Lesen mit Nebenwirkung

von Jutta Siefarth in DiE IDEEN, Gedanken

Was macht ein Buch mit mir? Und was mache ich mit dem Buch?

"Bücher kommen uns sehr nah (...), viel näher als Bilder oder Filme. Sie kriechen in unsere Köpfe, verändern unsere Gedanken, wecken Bilder, erzeugen Phantasien. Das ist das Schöne an ihnen, aber eigentlich ist es eine Zumutung. Und wenn dann ein Autor nicht ehrlich ist, mit Tricks arbeitet oder uns Bilder aufzwingt, die wir nicht in unserem Kopf haben wollen, dann ist es, als würde er uns gegen unseren Willen am Gehirn operieren. Ein Kunstwerk, das Ihnen nicht passt, ignorieren Sie einfach, aber ein Buch, das Sie einmal gelesen haben, werden Sie nicht mehr los."

Das schreibt Peter Stamm in seinem neuesten Roman "In einer dunkelblauen Stunde" (S. 123).

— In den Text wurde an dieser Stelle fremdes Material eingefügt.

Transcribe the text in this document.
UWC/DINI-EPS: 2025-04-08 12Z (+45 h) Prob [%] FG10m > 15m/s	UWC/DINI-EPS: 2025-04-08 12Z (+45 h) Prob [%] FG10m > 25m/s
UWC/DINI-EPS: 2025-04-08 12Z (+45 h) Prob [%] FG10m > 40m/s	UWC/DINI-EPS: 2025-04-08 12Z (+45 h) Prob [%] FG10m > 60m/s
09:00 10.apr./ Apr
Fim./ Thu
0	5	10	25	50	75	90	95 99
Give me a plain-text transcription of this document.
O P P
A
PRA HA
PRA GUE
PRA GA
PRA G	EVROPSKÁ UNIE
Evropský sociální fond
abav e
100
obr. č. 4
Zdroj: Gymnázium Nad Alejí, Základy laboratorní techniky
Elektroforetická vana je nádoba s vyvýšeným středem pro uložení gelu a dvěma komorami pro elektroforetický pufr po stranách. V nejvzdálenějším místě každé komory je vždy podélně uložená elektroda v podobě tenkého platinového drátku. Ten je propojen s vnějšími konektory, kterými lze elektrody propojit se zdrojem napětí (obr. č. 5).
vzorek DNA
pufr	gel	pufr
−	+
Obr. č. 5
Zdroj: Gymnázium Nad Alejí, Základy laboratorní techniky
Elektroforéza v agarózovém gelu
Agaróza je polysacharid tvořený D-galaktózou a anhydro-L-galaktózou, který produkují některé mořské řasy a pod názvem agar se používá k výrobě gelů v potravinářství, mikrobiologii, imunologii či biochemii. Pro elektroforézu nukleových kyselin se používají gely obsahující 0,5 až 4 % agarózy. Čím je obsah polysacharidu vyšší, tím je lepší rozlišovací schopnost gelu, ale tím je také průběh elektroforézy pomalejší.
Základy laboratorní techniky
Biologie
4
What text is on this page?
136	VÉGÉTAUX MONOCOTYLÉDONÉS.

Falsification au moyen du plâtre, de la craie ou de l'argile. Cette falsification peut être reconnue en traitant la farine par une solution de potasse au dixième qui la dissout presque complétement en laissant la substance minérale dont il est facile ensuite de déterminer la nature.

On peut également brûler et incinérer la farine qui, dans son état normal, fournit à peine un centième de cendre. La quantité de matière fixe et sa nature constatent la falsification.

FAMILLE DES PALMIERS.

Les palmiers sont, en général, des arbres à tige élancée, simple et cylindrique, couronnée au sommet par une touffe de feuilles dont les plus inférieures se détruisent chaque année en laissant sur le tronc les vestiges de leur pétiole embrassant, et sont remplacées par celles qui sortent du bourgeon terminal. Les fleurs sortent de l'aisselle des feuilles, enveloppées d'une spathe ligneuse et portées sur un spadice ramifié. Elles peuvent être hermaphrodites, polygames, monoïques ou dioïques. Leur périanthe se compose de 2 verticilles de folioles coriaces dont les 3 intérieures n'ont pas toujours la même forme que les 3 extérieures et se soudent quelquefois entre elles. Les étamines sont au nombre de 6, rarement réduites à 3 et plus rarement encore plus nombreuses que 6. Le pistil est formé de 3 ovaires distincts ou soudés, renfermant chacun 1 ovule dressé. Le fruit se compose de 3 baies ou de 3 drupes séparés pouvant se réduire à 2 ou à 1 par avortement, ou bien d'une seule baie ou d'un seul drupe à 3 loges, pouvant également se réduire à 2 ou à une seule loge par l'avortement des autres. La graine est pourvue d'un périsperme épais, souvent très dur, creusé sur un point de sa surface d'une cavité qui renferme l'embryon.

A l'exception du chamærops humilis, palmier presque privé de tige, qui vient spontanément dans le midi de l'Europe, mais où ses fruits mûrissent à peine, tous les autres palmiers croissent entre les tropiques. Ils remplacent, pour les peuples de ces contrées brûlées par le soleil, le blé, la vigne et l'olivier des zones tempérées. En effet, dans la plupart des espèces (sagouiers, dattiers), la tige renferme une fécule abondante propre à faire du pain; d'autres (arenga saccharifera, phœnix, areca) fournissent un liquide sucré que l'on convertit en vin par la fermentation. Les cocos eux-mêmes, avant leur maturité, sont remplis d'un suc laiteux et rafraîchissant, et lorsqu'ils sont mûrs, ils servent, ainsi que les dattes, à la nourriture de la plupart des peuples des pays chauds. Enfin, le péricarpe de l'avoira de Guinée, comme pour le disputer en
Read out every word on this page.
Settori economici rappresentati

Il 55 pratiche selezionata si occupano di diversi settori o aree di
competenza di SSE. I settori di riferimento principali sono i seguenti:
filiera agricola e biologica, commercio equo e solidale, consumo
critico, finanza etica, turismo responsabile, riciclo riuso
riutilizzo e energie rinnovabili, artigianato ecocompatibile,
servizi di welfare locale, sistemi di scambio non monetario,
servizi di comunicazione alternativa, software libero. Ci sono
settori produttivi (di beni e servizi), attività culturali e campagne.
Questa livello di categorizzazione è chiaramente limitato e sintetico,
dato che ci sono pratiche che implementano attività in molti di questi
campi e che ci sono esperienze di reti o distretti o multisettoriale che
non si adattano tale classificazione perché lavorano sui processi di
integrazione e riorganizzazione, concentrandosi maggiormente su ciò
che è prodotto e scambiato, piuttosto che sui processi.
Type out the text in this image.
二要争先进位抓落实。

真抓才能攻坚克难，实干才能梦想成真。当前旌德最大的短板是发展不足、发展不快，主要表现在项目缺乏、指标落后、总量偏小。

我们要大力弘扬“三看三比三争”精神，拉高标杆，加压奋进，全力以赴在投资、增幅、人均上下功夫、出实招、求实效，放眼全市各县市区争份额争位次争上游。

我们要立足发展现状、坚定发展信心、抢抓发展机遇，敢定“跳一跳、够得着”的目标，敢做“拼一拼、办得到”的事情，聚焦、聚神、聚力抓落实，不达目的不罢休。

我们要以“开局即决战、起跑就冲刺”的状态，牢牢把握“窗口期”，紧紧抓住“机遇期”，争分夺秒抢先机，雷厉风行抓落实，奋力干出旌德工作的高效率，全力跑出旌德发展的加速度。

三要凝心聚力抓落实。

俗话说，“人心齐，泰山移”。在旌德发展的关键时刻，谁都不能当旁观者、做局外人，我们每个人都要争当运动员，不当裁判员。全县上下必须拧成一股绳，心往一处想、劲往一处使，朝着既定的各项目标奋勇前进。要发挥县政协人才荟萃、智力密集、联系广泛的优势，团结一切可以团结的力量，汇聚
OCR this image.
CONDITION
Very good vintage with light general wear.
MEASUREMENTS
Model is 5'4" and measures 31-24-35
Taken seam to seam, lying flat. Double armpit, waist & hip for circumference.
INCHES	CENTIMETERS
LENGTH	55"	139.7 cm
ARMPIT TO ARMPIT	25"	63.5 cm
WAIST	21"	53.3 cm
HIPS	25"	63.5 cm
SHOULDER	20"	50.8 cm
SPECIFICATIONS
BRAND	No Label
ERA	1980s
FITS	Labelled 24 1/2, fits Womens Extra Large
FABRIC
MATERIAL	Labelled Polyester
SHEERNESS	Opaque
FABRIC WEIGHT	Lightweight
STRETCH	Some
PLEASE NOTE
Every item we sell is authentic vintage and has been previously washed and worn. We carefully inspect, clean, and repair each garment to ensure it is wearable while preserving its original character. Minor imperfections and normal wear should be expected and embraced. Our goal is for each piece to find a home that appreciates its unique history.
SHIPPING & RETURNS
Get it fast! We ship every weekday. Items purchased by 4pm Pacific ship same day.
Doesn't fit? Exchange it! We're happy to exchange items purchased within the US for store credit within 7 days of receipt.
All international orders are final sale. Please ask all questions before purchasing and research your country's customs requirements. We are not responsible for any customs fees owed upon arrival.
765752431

Jede und jeder von uns liest ein Buch anders,
auch wenn wir das Identische lesen.

Wohl wahr, dass uns ein Buch verändern kann, aber das ist nur die eine Seite. Denn auch wir Lesende machen ja etwas mit dem Buch: Wir eignen es uns an, setzen die darin entworfenen Bilder in unseren eigenen Bezugsrahmen, in unsere eigene Erfahrungswelt. Jede und jeder von uns liest ein Buch anders, vor dem Hintergrund ihrer oder seiner eigenen Geschichte – auch wenn wir das Identische lesen. Jedem wird etwas anderes wichtig sein, jede sich in einem anderen Detail wiederfinden. Und sich später an dieses Detail erinnern. Interessante Frage: Würde der Autor dieses Detail, vom Leser geschildert, wiedererkennen?

Mit den Fantasien wird es sogar noch persönlicher. Da kann auch der Autor nicht wissen, welche Lawinen er wohl lostritt ... Und doch verweben sich unsere Fantasien mit dem Stoff des Buches, bereichern ihn, hauchen ihm Leben ein – ein Stück unseres Lebens. Deshalb ist das Buch, einmal gelesen, für uns nicht mehr dasselbe, das der Autor geschrieben hat. So, wie der Autor mit seinem Buch unsere Gedanken verändern mag, so verändern wir Lesende mit unseren Erfahrungen den Inhalt des Buchs und machen es zu einem Stück von uns. Im Idealfall ist es also eine enge Symbiose, die sich da während des Lesens entwickelt.

Im Idealfall ist es eine enge Symbiose,
die sich da während des Lesens entwickelt.

In einem stimme ich Peter Stamm (oder vielmehr seiner Romanfigur, der er diese Aussage in den Mund legt) übrigens nicht zu: Genauso, wie ich ein Kunstwerk ignorieren kann, das mir nicht passt, kann ich ein Buch zur Seite legen, das mir nicht gefällt. In beiden Fällen aber bleibt ein Widerhaken in meinem Bewusstsein stecken: Denn es muss ja einen Grund geben, weshalb es mir nicht gefällt. Ganz ohne Nebenwirkungen setzt man sich Kunst und Literatur eben nicht aus.